A consagração da arbitragem em contratos públicos

A consagração da arbitragem em contratos públicos

Joaquim Muniz*

18 de janeiro de 2021 | 06h00

Joaquim Muniz. FOTO: DIVULGAÇÃO

Pesquisa recente apontou que a quantidade de arbitragens com o poder público triplicou no último ano. De fato, esse método vem se tornando o meio preferencial para resolver disputas contratuais entre empresas privadas e órgãos governamentais. A tendência atingiu seu ápice na nova Lei de Licitações, que incentiva meios alternativos de prevenção e solução de controvérsias, inclusive arbitragem.

São diversos os motivos que tornam a arbitragem atraente ao ente privado. Um caso complexo pode ser julgado em cerca de dois anos, comparados com a longuíssima duração dos litígios judiciais envolvendo a administração pública. Além disso, a arbitragem permite discussão aprofundada pelos advogados e julgadores de questões técnicas em contratos administrativos, como o reequilíbrio econômico-financeiro ou matérias de engenharia, que, no poder judiciário, ficariam mais restritas a peritos e assistentes técnicos.
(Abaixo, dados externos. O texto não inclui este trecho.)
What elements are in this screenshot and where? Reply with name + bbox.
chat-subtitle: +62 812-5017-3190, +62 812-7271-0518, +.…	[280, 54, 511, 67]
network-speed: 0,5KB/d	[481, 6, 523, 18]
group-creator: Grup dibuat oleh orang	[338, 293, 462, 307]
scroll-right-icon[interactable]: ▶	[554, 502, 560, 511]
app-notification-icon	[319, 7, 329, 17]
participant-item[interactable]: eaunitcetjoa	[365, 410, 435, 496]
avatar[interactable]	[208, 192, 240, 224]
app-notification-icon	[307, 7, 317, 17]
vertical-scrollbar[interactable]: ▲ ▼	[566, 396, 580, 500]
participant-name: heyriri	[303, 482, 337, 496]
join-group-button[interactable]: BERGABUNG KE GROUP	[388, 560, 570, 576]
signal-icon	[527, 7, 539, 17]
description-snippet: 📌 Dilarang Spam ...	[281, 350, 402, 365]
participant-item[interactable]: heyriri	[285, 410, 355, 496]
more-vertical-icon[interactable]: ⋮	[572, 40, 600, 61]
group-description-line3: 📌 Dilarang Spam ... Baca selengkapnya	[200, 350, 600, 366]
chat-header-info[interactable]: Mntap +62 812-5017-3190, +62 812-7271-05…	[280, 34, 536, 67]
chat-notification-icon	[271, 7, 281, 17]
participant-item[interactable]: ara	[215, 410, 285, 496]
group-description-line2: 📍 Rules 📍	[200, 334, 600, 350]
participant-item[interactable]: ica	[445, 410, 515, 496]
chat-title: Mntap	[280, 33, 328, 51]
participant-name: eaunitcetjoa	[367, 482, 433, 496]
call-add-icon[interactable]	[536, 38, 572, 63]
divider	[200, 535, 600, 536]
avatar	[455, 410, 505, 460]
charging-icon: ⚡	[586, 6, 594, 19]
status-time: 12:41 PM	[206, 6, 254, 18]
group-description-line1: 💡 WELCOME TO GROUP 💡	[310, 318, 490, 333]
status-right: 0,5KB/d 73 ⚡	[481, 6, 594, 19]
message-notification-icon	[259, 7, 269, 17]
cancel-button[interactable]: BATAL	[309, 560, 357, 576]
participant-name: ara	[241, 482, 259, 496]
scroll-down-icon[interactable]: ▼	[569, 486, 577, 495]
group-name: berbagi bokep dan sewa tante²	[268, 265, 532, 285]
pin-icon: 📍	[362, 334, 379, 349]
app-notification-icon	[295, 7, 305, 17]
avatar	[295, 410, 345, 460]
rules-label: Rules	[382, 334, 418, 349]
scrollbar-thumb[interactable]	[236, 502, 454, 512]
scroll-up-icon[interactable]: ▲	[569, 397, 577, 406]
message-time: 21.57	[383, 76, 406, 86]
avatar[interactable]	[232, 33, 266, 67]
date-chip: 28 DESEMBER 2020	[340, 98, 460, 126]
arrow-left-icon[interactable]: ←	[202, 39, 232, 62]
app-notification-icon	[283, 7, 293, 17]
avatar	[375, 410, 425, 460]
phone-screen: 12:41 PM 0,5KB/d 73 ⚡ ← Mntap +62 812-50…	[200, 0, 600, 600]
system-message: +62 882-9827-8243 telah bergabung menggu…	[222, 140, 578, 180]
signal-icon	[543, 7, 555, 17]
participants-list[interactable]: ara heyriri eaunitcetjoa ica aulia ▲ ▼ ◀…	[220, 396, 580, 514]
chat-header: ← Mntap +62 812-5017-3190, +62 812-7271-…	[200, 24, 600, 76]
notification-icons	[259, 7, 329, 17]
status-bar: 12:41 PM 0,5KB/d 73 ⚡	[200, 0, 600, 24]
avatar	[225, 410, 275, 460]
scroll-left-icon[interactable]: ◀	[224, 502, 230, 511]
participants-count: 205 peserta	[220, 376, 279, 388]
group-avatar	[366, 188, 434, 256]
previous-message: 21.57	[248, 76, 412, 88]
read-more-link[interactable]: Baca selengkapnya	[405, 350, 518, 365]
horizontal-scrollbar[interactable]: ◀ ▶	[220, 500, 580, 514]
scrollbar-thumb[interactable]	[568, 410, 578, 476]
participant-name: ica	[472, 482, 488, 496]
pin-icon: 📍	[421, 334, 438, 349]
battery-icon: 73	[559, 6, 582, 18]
Além disso, a arbitragem traz aos investidores estrangeiros uma sensação de maior neutralidade.

Interessante notar que a administração pública agora passa a ver as vantagens da arbitragem para ela também. Em primeiro lugar, estabelecer o foro arbitral, mais eficaz para resolver desavenças, torna a contratação mais competitiva, pois o ente privado está mais disposto a assumir riscos se puder resolver eventuais problemas futuros de forma célere. Ademais, como as contratações geralmente concernem projetos de interesse público, muitas vezes viabilizar o projeto é mais importante do que ganhar ou perder uma disputa a ele relacionado. A esse respeito, o nosso Kafkaniano processo judicial pode virar um jogo de perde-perde, negativo tanto para o ente privado quanto para o público. É importante frisar que, a administração pública tem obtido alguns sucessos nos processos arbitrais existente, o que demonstra inexistir viés pró-iniciativa privada.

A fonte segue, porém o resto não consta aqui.